Тщательно смывая с рук пыль и, кажется, вместе с нею и юношеские иллюзии, Лукреций попутно разглядывал полку со свитками. Его взгляд коснулся футляра с надписью «Квинт Туллий Цицерон», и Лукреций едва удержался, чтобы не броситься к свитку и его не растоптать. Это было сочинение времени, когда власти домогались Луций Сергий Катилина и брат Квинта Марк Цицерон. Двумя годами позже, во время консульства Цезаря и Бибула, Лукреций попытался воспользоваться советами Квинта для занятия должности эдила, открывавшей дорогу к политической деятельности. Кое-какие деньги для подкупа избирателей прислал отец, но их не хватило. Самое же главное – политическая деятельность во время триумвирата Цезаря, Помпея и Красса потеряла смысл.

Разочарование ищет себе пару. Оно для Лукреция совпало с выходом Ноннии, дочери соседа, замуж за богатого откупщика налогов. А ведь сколько было слез, клятв и взаимных обещаний! Сколько стихов Лукреций посвятил обманщице! Швырнув стихи в печь, Лукреций покинул Геркуланум, а затем и Италию. Начались странствия. Афины, Родос, Пергам, Александрия. Менялись города и попутчики. Но друзей не было. Не было и привязанностей. Не было стихов. А ведь когда-то они лились, и их ценил сам Катулл.

Под свитком Квинта Цицерона в другом ряду оказался футляр с цифрами и надписью на корешке «Из библиотеки Филодема»[93]. Лукреций вспомнил этого забавного старика с вздернутой бородкой и насмешливыми глазами. За год до бегства Лукреция из Геркуланума он туда прибыл то ли из Афин, то ли из какого-то греческого городка в Палестине с огромной библиотекой и с еще большими претензиями на роль властителя умов, и был принят Пизоном, отдававшим свободное от спекуляций землями время философии. «Свиток надо отнести, хотя прочитать его я так и не успел, – подумал Лукреций. – Но ведь вилла могла сгореть, а неуживчивый Филодем рассориться с Пизоном или умереть».
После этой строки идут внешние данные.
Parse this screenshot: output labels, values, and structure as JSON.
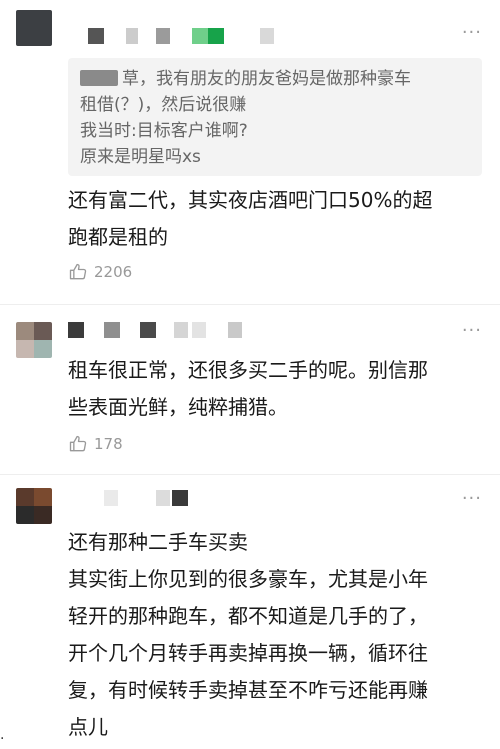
{
  "comments": [
    {
      "quote_lines": [
        "草，我有朋友的朋友爸妈是做那种豪车",
        "租借(？)，然后说很赚",
        "我当时:目标客户谁啊?",
        "原来是明星吗xs"
      ],
      "body": "还有富二代，其实夜店酒吧门口50%的超\n跑都是租的",
      "likes": "2206",
      "avatar_colors": [
        "#3c3f43"
      ],
      "name_colors": [
        "#555555",
        "#cccccc",
        "#9b9b9b",
        "#6fcf8a",
        "#17a34a",
        "#d9d9d9"
      ]
    },
    {
      "body": "租车很正常，还很多买二手的呢。别信那\n些表面光鲜，纯粹捕猎。",
      "likes": "178",
      "avatar_colors": [
        "#9c8a7d",
        "#6a5a55",
        "#c6b7b0",
        "#9fb5b0"
      ],
      "name_colors": [
        "#3b3b3b",
        "#8f8f8f",
        "#4a4a4a",
        "#d5d5d5",
        "#e3e3e3",
        "#c9c9c9"
      ]
    },
    {
      "body": "还有那种二手车买卖\n其实街上你见到的很多豪车，尤其是小年\n轻开的那种跑车，都不知道是几手的了，\n开个几个月转手再卖掉再换一辆，循环往\n复，有时候转手卖掉甚至不咋亏还能再赚\n点儿",
      "avatar_colors": [
        "#5a3a2c",
        "#7a4a2f",
        "#2b2b2b",
        "#3a2a24"
      ],
      "name_colors": [
        "#eaeaea",
        "#dcdcdc",
        "#3a3a3a"
      ]
    }
  ],
  "more_glyph": "···",
  "edge_mark": "."
}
– Скажи, Дион, – обратился Лукреций к слуге, собиравшему на полу осколки, – вилла Пизона на месте?

– А куда она денется, – ответил грек. – Теперь ее не узнать. Пизон прикупил две соседние виллы, навез плодородной земли, устроил сад и оградил его высоченным забором. Теперь там собираются философы.

В том, как было произнесено последнее слово, чувствовалась неприязнь не одного Диона, а всей округи к гостям Пизона, которых считали бездельниками.

– Пойду прогуляюсь, – сказал Лукреций, доставая с полки футляр.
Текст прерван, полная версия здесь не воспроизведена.